2. Pre-process your dataset. Pre-processing includes the following activities:
• Remove null or NA values
• Remove any redundant rows
• Convert categorical variables to numerical variables
• If you feel an attribute is not suitable or is not correlated with the outcome, you might want to get rid of it.
• Any other pre-processing that you may need to perform.
3. After pre-processing split the dataset into training and test parts. It is up to you to choose the train/test ratio, but commonly used values are 80/20, 90/10, etc.
4. Use the training dataset to construct a linear regression model. We discussed creating a linear regression model using a single attribute in class. For this assignment, you will need to extend that model to consider multiple attributes. You may want to think of the vector form of the weight update equation. Note again: you cannot use a library that implements gradient descent or linear regression.

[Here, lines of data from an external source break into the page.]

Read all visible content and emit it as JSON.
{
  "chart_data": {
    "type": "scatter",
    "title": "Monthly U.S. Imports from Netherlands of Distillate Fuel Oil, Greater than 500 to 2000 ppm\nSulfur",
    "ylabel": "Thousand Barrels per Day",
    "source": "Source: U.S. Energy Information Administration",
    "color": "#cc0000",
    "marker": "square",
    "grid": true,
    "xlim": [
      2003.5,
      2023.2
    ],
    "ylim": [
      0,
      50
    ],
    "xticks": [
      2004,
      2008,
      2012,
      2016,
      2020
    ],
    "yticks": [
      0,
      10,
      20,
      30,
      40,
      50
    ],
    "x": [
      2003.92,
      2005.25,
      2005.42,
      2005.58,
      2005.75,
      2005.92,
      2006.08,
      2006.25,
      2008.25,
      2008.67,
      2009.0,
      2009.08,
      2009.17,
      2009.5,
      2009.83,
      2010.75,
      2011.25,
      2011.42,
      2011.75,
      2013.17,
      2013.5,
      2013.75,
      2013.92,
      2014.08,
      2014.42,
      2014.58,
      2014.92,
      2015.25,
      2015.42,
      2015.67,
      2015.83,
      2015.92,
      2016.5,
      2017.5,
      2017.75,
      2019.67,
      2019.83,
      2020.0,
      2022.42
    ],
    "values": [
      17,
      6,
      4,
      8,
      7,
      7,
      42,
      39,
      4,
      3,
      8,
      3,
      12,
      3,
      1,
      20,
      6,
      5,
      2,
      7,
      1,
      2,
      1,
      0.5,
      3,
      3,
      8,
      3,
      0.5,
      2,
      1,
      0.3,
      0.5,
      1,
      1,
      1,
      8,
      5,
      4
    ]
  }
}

There are various parameters such as learning rate, number of iterations or other stopping condition, etc. You need to tune these parameters to achieve the optimum error value. Tuning involves testing various combinations, and then using the best one. You need to create a log file that indicates parameters used and error (MSE) value obtained for various trials.
5. Apply the model you created in the previous step to the test part of the dataset. Report the test dataset error values for the best set of parameters obtained from previous part. If you are not satisfied with your answer, you can repeat the training step.
6. Answer this question: Are you satisfied that you have found the best solution? Explain.
2 Linear Regression using ML libraries
In the second part of this assignment, you will use any ML library that performs linear regression from Scikit Learn package. https://scikit-learn.org on the same dataset that you used in part 1.
Use similar workflow like in part 1. The difference would be that the package will build the model for you. Report output similar to earlier part.